In Europe, where gasoline and car ownership cost a pound of flesh, carpooling services have exploded in popularity during the economic downturn.

Over 1 million users currently book transportation on Carpooling.com, the Munich-based ride sharing service, which claims to be the world’s largest. France’s BlaBlaCar, the number two, claims 500,000 users each month. (By contrast, Zimride, the largest rideshare service in the U.S., books 20,000 riders per month).

The spike in popularity in Europe has solved a historical problem with ride share services: a lack of critical mass. Today, a passenger is more likely to find the ride she wants, when she wants. The ever-improving success rate has attracted more and more users.

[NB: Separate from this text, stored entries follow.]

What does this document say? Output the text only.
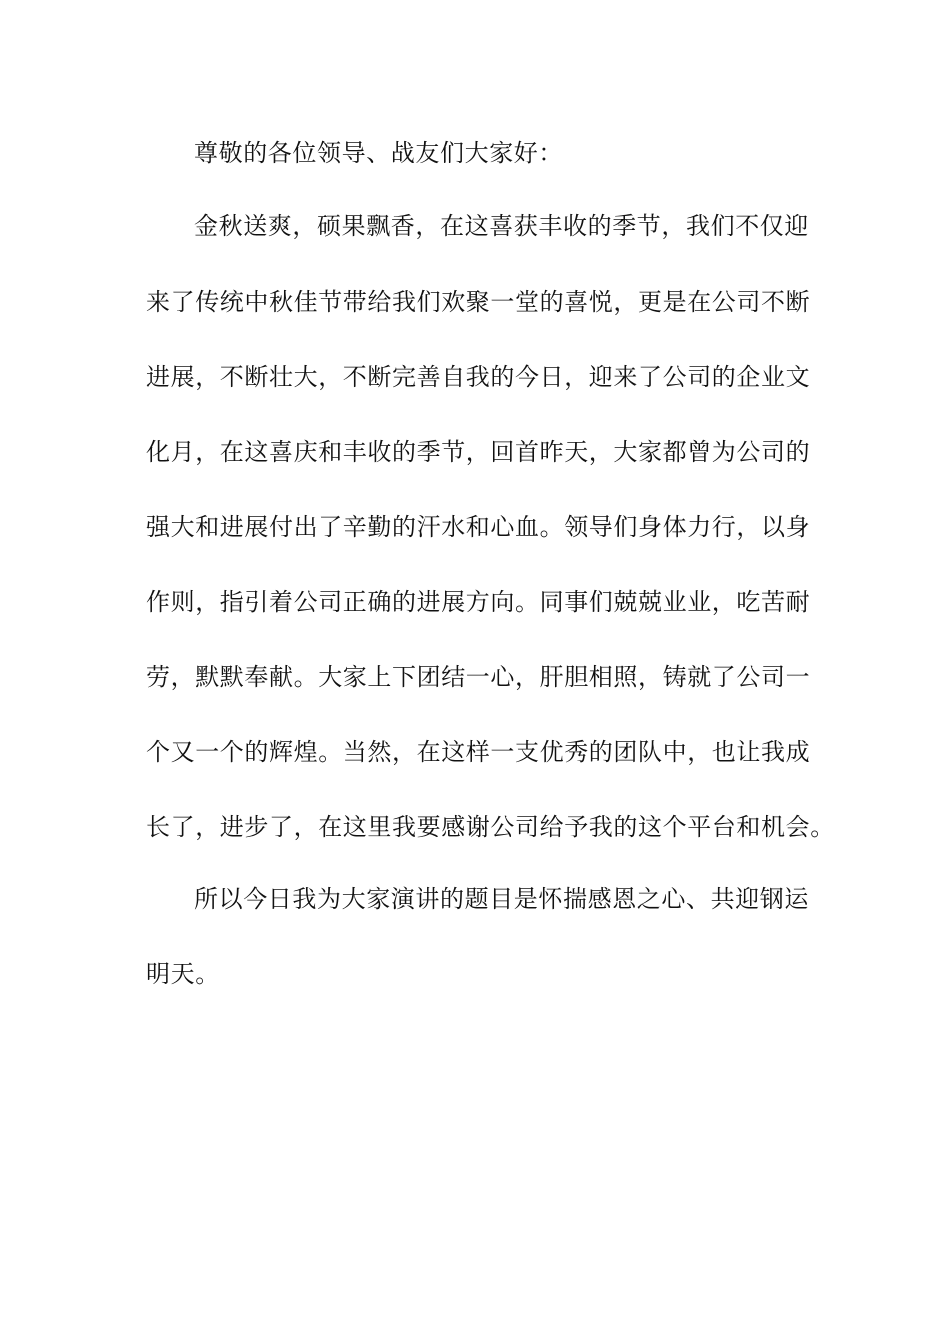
尊敬的各位领导、战友们大家好：
金秋送爽，硕果飘香，在这喜获丰收的季节，我们不仅迎
来了传统中秋佳节带给我们欢聚一堂的喜悦，更是在公司不断
进展，不断壮大，不断完善自我的今日，迎来了公司的企业文
化月，在这喜庆和丰收的季节，回首昨天，大家都曾为公司的
强大和进展付出了辛勤的汗水和心血。领导们身体力行，以身
作则，指引着公司正确的进展方向。同事们兢兢业业，吃苦耐
劳，默默奉献。大家上下团结一心，肝胆相照，铸就了公司一
个又一个的辉煌。当然，在这样一支优秀的团队中，也让我成
长了，进步了，在这里我要感谢公司给予我的这个平台和机会。
所以今日我为大家演讲的题目是怀揣感恩之心、共迎钢运
明天。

So what’s next? Could Internet-facilitated ride sharing spawn a revolution in the way Europeans, and eventually the world, use cars to get around? That answer is yes, according to Carpooling CEO Markus Barnikel.

“The creation of multimodal platforms that intelligently integrate public transport, commercial carriers and peer-to-peer services represents the future of travel,” he wrote in a recent blog post about trends in 2013.

The Holy Grail for ride sharing would be a service that generates itineraries between any two points using whatever modes of transport available. E-tickets would be issued electronically for each leg, including carpooling segments.

http://www.youtube.com/watch?v=CTn-ev4fjsM

But the challenges in implementing such a system are monumental. And whether the system would even function well, debatable.

Though Carpooling and BlaBlaCar already claim to be multi-modal, users can only book rides on one mode of transport at a time. Odile Beniflah, a Senior Product Manager at Carpooling, says that hasn't stopped motivated users from manually creating complex multi-modal itineraries, one leg at a time.

“Do you realize how hard it was to convince Deutsche Bahn and Air Berlin to share their timetable data,” Beniflah ribbed when I pointed out that that's not truly multi-modal.

It’s not just a question of sharing data. Beniflah says it's been a challenge adapting timetables from airline, train, and bus companies into a format usable by Carpooling’s platform. But these technical hurdles belie a deeper question of whether ride sharing can pair well with traditional modes of transport to begin with.

To establish trust and credibility with its users, Carpooling and BlaBlaCar have developed intricate user profiles and feedback systems. But relying on a stranger to get you to the train station or airport on time requires another level of trust entirely.

Throw in different cultural relationships to time in Europe, and things can quickly get dicey—a point Beniflah concedes herself.

“Think of the reliability of train schedules in Italy,” says Beniflah. “Are they reliable enough that we can book a trip from A to B using carpool and train?”

Ride sharing services will also have to figure out what to do with multi-modal itineraries when an accident or delay disrupts downstream connections.

These are heady questions for relatively small startups on a mission to revolutionize transportation. Fortunately, the EU has come out in support of better data sharing between platforms. In a recent report, an expert group called for both national and European-level data standards to ensure a “complete set of mobility solutions between different modes of transport.”

But the support has yet to evolve beyond standard setting.

“At this stage, we have not received any funding from the EU to build a multi-modal platform,” BlaBlaCar co-founder Nicolas Brusson told Shareable.net. But in a boon for Carpooling this year, Germany deregulated its bus companies, a move that will allow the aggregator to sell domestic bus tickets for the first time.

It still won't be multi-modal transport. But with the very viability of European Union called into question in recent years, it's nice to see ride sharing connecting the continent together, one ride at a time.